Alexa berbalik dengan wajah yang sangat kesal. Setelah keluar dari ruangan Jackson, Alexa langsung menuju toilet, membasuh wajahnya dengan air. Merasa kesal dengan apa yang baru saja terjadi. Alexa biasanya akan berhasil hanya dengan 3 kali berinisiatif pada 99% mangsa yang pernah didekatinya, dan Jackson adalah pengecualian 1%.
Hari-hari berlalu, percakapan Alexa dengan Jackson masih berada di garis normal. Paranoid saja Jackson tidak, apalagi berniat selingkuh dengan tergoda oleh godaan yang selalu ditunjukkan Alexa.
"Jackson benar-benar sulit ditangani." Ucap Alexa pada Lika saat keduanya bertemu di mall saat hari libur.
"Yang pernah aku dengar, dia itu memang cuek orangnya. Aku gak nyangka aja sih dia bisa pacaran sama si Jennie yang usianya jauh banget dibawah dia."
"Emang usia Jackson berapa?" Tanya Alexa lagi.
Alexa memang tak mengetahui pasti berapa usia pria yang tengah berusaha digodanya itu. Orang suruhannya hanya memberikan foto dan informasi tentang pekerjaan Jackson. Mengenai identitas yang detail tentang Jackson tak dijelaskan.
"31." Jawab Lika.
"Hah, serius kamu?" Tanya Alexa tak percaya.
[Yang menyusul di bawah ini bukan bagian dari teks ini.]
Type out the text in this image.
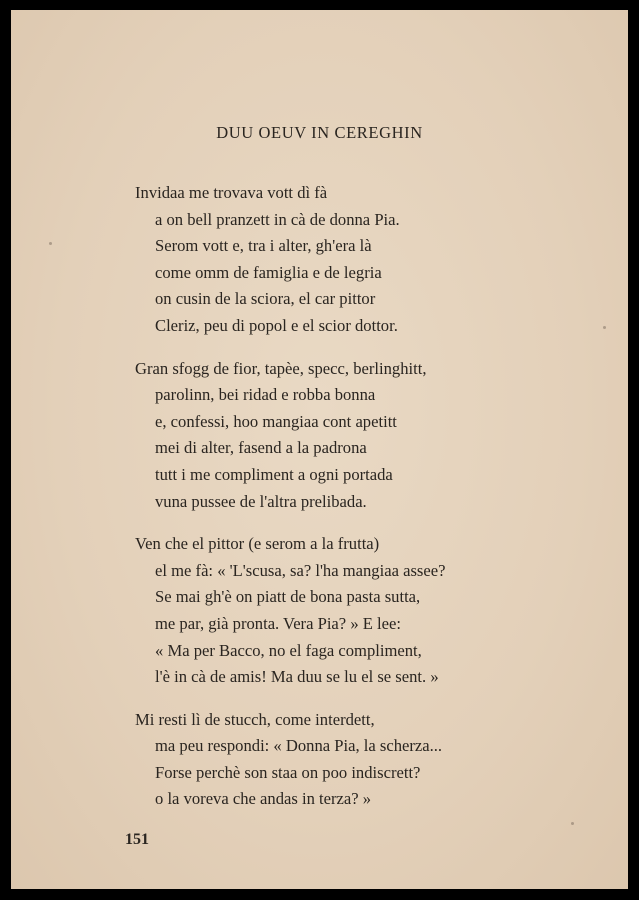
DUU OEUV IN CEREGHIN
Invidaa me trovava vott dì fà
a on bell pranzett in cà de donna Pia.
Serom vott e, tra i alter, gh'era là
come omm de famiglia e de legria
on cusin de la sciora, el car pittor
Cleriz, peu di popol e el scior dottor.
Gran sfogg de fior, tapèe, specc, berlinghitt,
parolinn, bei ridad e robba bonna
e, confessi, hoo mangiaa cont apetitt
mei di alter, fasend a la padrona
tutt i me compliment a ogni portada
vuna pussee de l'altra prelibada.
Ven che el pittor (e serom a la frutta)
el me fà: « 'L'scusa, sa? l'ha mangiaa assee?
Se mai gh'è on piatt de bona pasta sutta,
me par, già pronta. Vera Pia? » E lee:
« Ma per Bacco, no el faga compliment,
l'è in cà de amis! Ma duu se lu el se sent. »
Mi resti lì de stucch, come interdett,
ma peu respondi: « Donna Pia, la scherza...
Forse perchè son staa on poo indiscrett?
o la voreva che andas in terza? »
151
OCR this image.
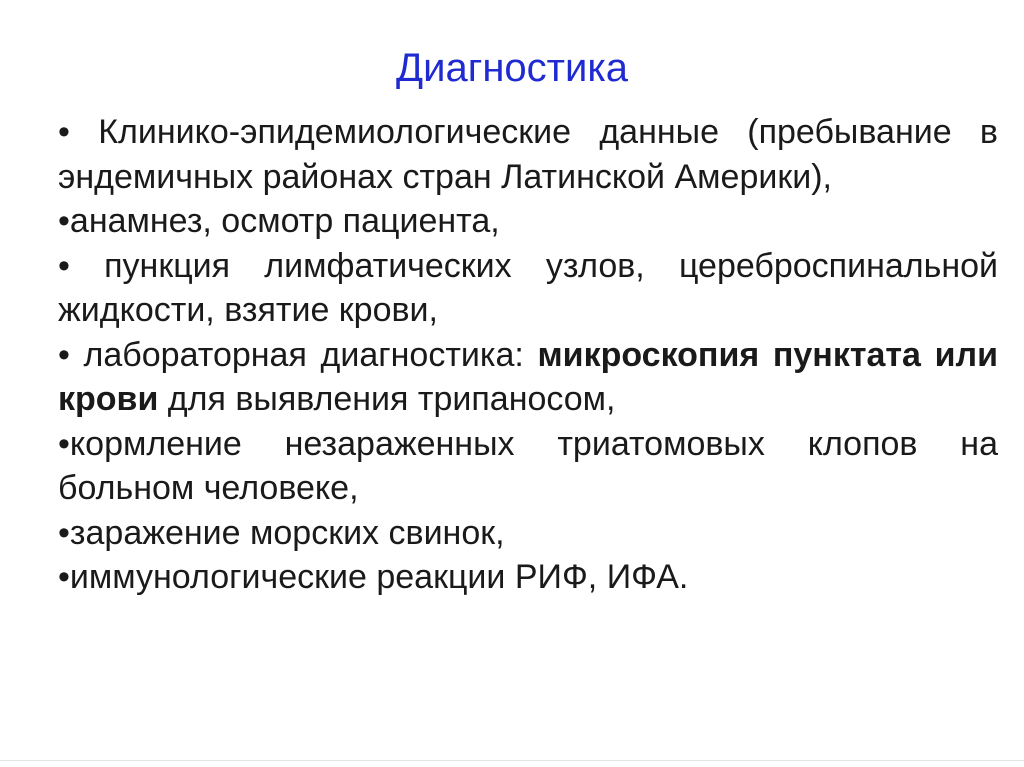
Диагностика

• Клинико-эпидемиологические данные (пребывание в эндемичных районах стран Латинской Америки),

•анамнез, осмотр пациента,

• пункция лимфатических узлов, цереброспинальной жидкости, взятие крови,

• лабораторная диагностика: микроскопия пунктата или крови для выявления трипаносом,

•кормление незараженных триатомовых клопов на больном человеке,

•заражение морских свинок,

•иммунологические реакции РИФ, ИФА.
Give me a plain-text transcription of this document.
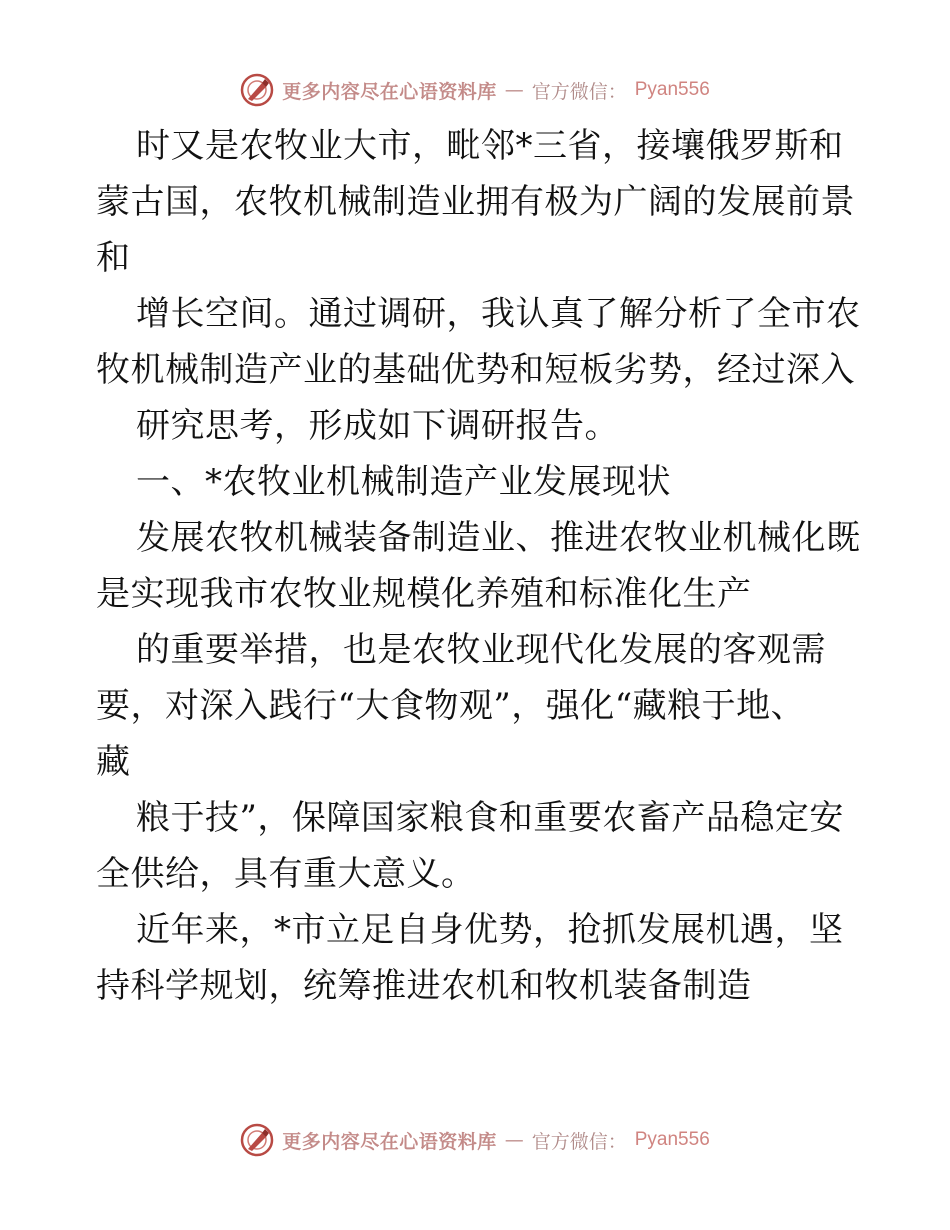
更多内容尽在心语资料库 — 官方微信： Pyan556
时又是农牧业大市，毗邻*三省，接壤俄罗斯和
蒙古国，农牧机械制造业拥有极为广阔的发展前景
和
增长空间。通过调研，我认真了解分析了全市农
牧机械制造产业的基础优势和短板劣势，经过深入
研究思考，形成如下调研报告。
一、*农牧业机械制造产业发展现状
发展农牧机械装备制造业、推进农牧业机械化既
是实现我市农牧业规模化养殖和标准化生产
的重要举措，也是农牧业现代化发展的客观需
要，对深入践行“大食物观”，强化“藏粮于地、
藏
粮于技”，保障国家粮食和重要农畜产品稳定安
全供给，具有重大意义。
近年来，*市立足自身优势，抢抓发展机遇，坚
持科学规划，统筹推进农机和牧机装备制造
更多内容尽在心语资料库 — 官方微信： Pyan556
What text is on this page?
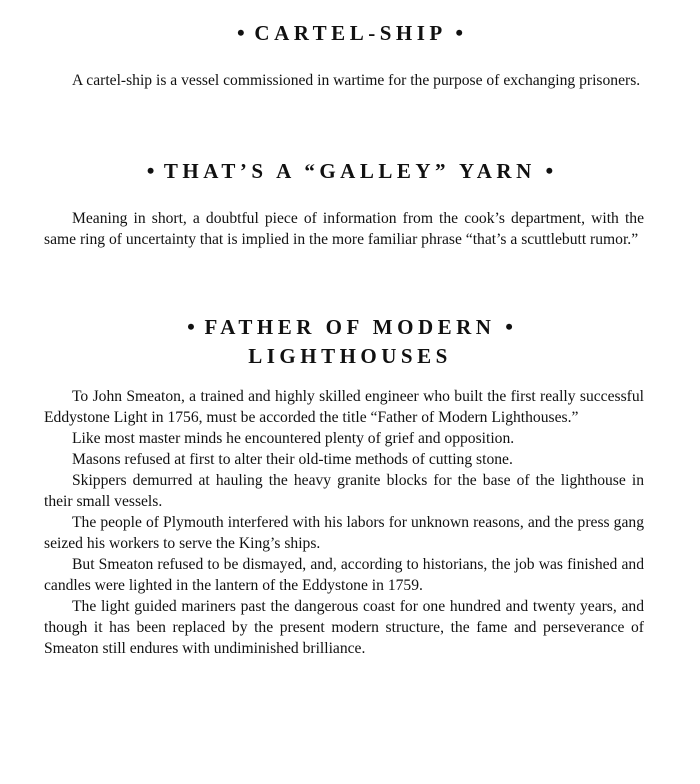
• CARTEL-SHIP •

A cartel-ship is a vessel commissioned in wartime for the purpose of exchanging prisoners.

• THAT’S A “GALLEY” YARN •

Meaning in short, a doubtful piece of information from the cook’s department, with the same ring of uncertainty that is implied in the more familiar phrase “that’s a scuttlebutt rumor.”

• FATHER OF MODERN •
LIGHTHOUSES

To John Smeaton, a trained and highly skilled engineer who built the first really successful Eddystone Light in 1756, must be accorded the title “Father of Modern Lighthouses.”

Like most master minds he encountered plenty of grief and opposition.

Masons refused at first to alter their old-time methods of cutting stone.

Skippers demurred at hauling the heavy granite blocks for the base of the lighthouse in their small vessels.

The people of Plymouth interfered with his labors for unknown reasons, and the press gang seized his workers to serve the King’s ships.

But Smeaton refused to be dismayed, and, according to historians, the job was finished and candles were lighted in the lantern of the Eddystone in 1759.

The light guided mariners past the dangerous coast for one hundred and twenty years, and though it has been replaced by the present modern structure, the fame and perseverance of Smeaton still endures with undiminished brilliance.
"Hem. Tahun lalu, dia kan ultah yang ke 30. Ya berarti tahun ini 31 dong."
Alexa mengangguk-angguk.
"Berarti kurang lebih dia beda 10 tahun dengan Jennie." Balas Alexa. "Aku penasaran, bagaimana bisa pria secuek dia bisa jatuh cinta pada Jennie yang centil itu." Lanjutnya.
"Entahlah. Mungkin Jennie pake' jampi-jampi." Ucap Lika terbahak. "Oh ya, kamu sendiri sama Robby gimana? Udah nguras habis kantong dia belum?" Lanjut Lika bertanya.
"Aku udah dapat banyak dari dia. Apartemen udah kebeli 2. Noh mobil di parkiran satu. Belum lagi duit di ATM, nol nya udah gak kehitung. Aku tinggal perlu mengakusisi perusahaannya aja. Tapi masih bingung, gimana caranya. Kamu punya ide gak?" Alexa balik bertanya.
"Bingung juga aku. Eh, tapi-tapi dia udah cerai belum?"
"Masih dalam proses. Sidang pertama udah jalan, disuruh mediasi. Gak tahu deh, gimana kelanjutannya. Aku belum pernah ketemu dia lagi, udah semingguan ini."
"Emang kamu gak ada rencana buat ketemu gitu? Gak takut dia curiga karena kamu menghindar terus?"
"Niatnya malam ini sih mau ngajak ketemuan. Tapi gak tahu deh gimana entar. Aku capek banget soalnya kerja bareng Jackson. Tuh cowok ngeselin habis. Aku diminta ngelakuin inilah, itulah. Gak ada habis-habisnya." Alexa menyandar di kursinya.
"Sabar kali Bu..." Balas Lika.
"Digoda juga gak mempan-mempan." Gerutu Alexa.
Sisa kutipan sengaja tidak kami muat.